3. Permission Errors for Normal Users

  • Symptom: "You do not have permission to perform this action" for valid users with complete account setup
  • Check:
    • Backend logs for permission class debug output: [IsAuthenticatedAndActive], [IsViewerOrAbove], [HasTenantAccess]
    • Verify user has role='owner' and is_active=True
    • Ensure viewset doesn't have IsSystemAccountOrDeveloper at class level for endpoints normal users need

4. Celery Task Progress Polling 403 Errors

  • Symptom: Task progress endpoint returns 403 for normal users
  • Root cause: ViewSet class-level permissions blocking action-level overrides
  • Solution: Ensure IntegrationSettingsViewSet permission_classes doesn't include IsSystemAccountOrDeveloper

Lessons Learned

  1. Don't layer fixes on top of fixes - Identify root cause first
  2. Vite cache location matters - /tmp gets wiped, breaking HMR state persistence
  3. Component tree structure is fragile - Moving BrowserRouter breaks auth rehydration timing
  4. Container uptime ≠ code stability - HMR can cause issues without restart
  5. Permission debugging - Added logging to permission classes was critical for diagnosis
  6. The original fix was already correct - Commit 5fb3687 had it right, additional "improvements" broke it

Files Modified (Reverted)

  • frontend/vite.config.ts - Removed cacheDir and watch config changes
  • frontend/src/main.tsx - Restored original component tree structure

Files Modified (Kept)

  • backend/igny8_core/modules/system/integration_views.py - Removed IsSystemAccountOrDeveloper
  • backend/igny8_core/modules/planner/views.py - Fixed extra_data → debug_info
  • backend/igny8_core/api/permissions.py - Added debug logging (can be removed later)

Status

RESOLVED - Auth state stable, backend permissions correct, useLocation fix preserved.

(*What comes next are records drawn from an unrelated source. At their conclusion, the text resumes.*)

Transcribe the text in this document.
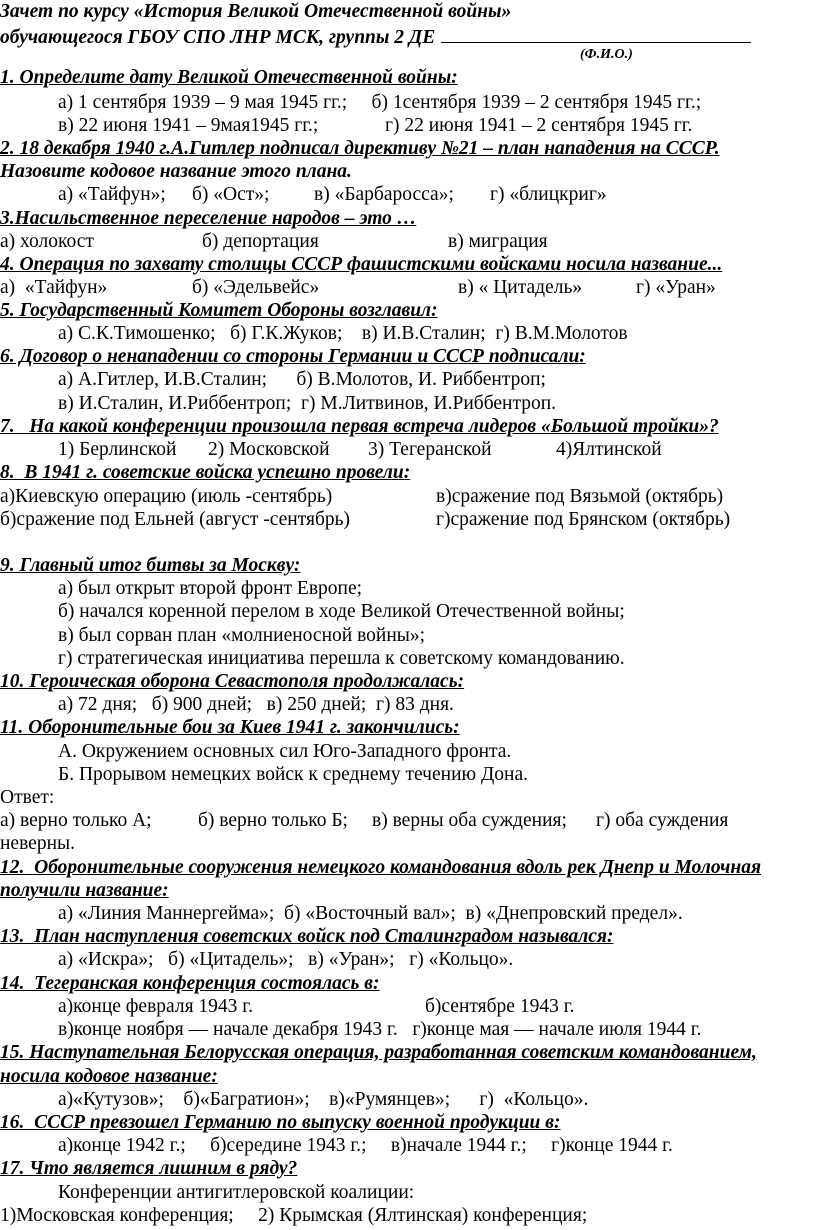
Зачет по курсу «История Великой Отечественной войны»
обучающегося ГБОУ СПО ЛНР МСК, группы 2 ДЕ
(Ф.И.О.)
1. Определите дату Великой Отечественной войны:
а) 1 сентября 1939 – 9 мая 1945 гг.;     б) 1сентября 1939 – 2 сентября 1945 гг.;
в) 22 июня 1941 – 9мая1945 гг.;	г) 22 июня 1941 – 2 сентября 1945 гг.
2. 18 декабря 1940 г.А.Гитлер подписал директиву №21 – план нападения на СССР.
Назовите кодовое название этого плана.
а) «Тайфун»; б) «Ост»; в) «Барбаросса»; г) «блицкриг»
3.Насильственное переселение народов – это …
а) холокост	б) депортация	в) миграция
4. Операция по захвату столицы СССР фашистскими войсками носила название...
а)  «Тайфун»	б) «Эдельвейс»	в) « Цитадель»	г) «Уран»
5. Государственный Комитет Обороны возглавил:
а) С.К.Тимошенко;   б) Г.К.Жуков;    в) И.В.Сталин;  г) В.М.Молотов
6. Договор о ненападении со стороны Германии и СССР подписали:
а) А.Гитлер, И.В.Сталин;      б) В.Молотов, И. Риббентроп;
в) И.Сталин, И.Риббентроп;  г) М.Литвинов, И.Риббентроп.
7.   На какой конференции произошла первая встреча лидеров «Большой тройки»?
1) Берлинской 2) Московской 3) Тегеранской	4)Ялтинской
8.  В 1941 г. советские войска успешно провели:
а)Киевскую операцию (июль -сентябрь)	в)сражение под Вязьмой (октябрь)
б)сражение под Ельней (август -сентябрь)	г)сражение под Брянском (октябрь)
9. Главный итог битвы за Москву:
а) был открыт второй фронт Европе;
б) начался коренной перелом в ходе Великой Отечественной войны;
в) был сорван план «молниеносной войны»;
г) стратегическая инициатива перешла к советскому командованию.
10. Героическая оборона Севастополя продолжалась:
а) 72 дня;   б) 900 дней;   в) 250 дней;  г) 83 дня.
11. Оборонительные бои за Киев 1941 г. закончились:
А. Окружением основных сил Юго-Западного фронта.
Б. Прорывом немецких войск к среднему течению Дона.
Ответ:
а) верно только А; б) верно только Б; в) верны оба суждения; г) оба суждения
неверны.
12.  Оборонительные сооружения немецкого командования вдоль рек Днепр и Молочная
получили название:
а) «Линия Маннергейма»;  б) «Восточный вал»;  в) «Днепровский предел».
13.  План наступления советских войск под Сталинградом назывался:
а) «Искра»;   б) «Цитадель»;   в) «Уран»;   г) «Кольцо».
14.  Тегеранская конференция состоялась в:
а)конце февраля 1943 г.	б)сентябре 1943 г.
в)конце ноября — начале декабря 1943 г.   г)конце мая — начале июля 1944 г.
15. Наступательная Белорусская операция, разработанная советским командованием,
носила кодовое название:
а)«Кутузов»;    б)«Багратион»;    в)«Румянцев»;      г)  «Кольцо».
16.  СССР превзошел Германию по выпуску военной продукции в:
а)конце 1942 г.;     б)середине 1943 г.;     в)начале 1944 г.;     г)конце 1944 г.
17. Что является лишним в ряду?
Конференции антигитлеровской коалиции:
1)Московская конференция;     2) Крымская (Ялтинская) конференция;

ADDITIONAL FIX (Dec 10, 2025 - Evening):

  • Fixed image generation task progress polling 403 errors
  • Root cause: IsSystemAccountOrDeveloper was still in class-level permissions
  • Solution: Moved to get_permissions() method to allow action-level overrides
  • task_progress and get_image_generation_settings now accessible to all authenticated users
  • Save/test operations still restricted to system accounts

Monitor for 48 hours - Watch for any recurrence of useLocation errors or auth issues after container restarts.